Not even close. The religious author was shown to be obviously biased for religious instruction. For example, wanting to emphasize one word in a much larger document because of bias, especially when in the larger context that word deserves no emphasis.
Meanwhile I have supported the teaching of the two documents even though they contained religious language. They should be taught because they are important founding documents, not because they have or don't have religious content. This is religion-neutral. An anti-religious bias, or "godless" approach, would have me saying those documents shouldn't be taught, or that the religious content should be removed.
All the poster did was avoid exposing his hypocrisy. His bias still clearly remains.
It is difficult to debate with someone who thinks neutrality on a subject equals being against that subject. It's a level of fanatacism reminiscent of Muslims.
Do you mean George Mason or Thomas Jefferson, since they both wrote the same thing and emphasized the same thing as the very founding principle of our nation.

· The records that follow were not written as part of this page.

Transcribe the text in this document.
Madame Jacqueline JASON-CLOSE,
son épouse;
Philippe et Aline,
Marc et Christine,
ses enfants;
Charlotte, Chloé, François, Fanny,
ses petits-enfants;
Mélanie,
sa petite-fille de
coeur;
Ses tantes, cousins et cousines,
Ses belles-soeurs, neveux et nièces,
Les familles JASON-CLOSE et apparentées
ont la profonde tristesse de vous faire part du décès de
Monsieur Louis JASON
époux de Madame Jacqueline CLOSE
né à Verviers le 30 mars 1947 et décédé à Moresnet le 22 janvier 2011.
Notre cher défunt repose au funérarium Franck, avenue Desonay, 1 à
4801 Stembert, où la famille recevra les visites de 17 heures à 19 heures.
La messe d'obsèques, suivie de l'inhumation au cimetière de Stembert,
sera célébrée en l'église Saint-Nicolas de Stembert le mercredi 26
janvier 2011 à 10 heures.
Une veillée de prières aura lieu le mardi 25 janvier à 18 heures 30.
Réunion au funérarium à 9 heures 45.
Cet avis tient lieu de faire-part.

We didn't write it, they wrote it. we *are endowed by our Creator with certain inalienable rights.*
How could you call it extremist to want to emphasize where our rights come from? You don't mind the document, you just want to prevent any clear authorative teaching of an important idea it was meaning to convey. Admit it!
That is why you keep tap dancing and taking several winding sentences to avoid what you could have said in five words.
You are the extremist. Your spin is the same as the liberals on all those far left web sites, same far left bias on this topic.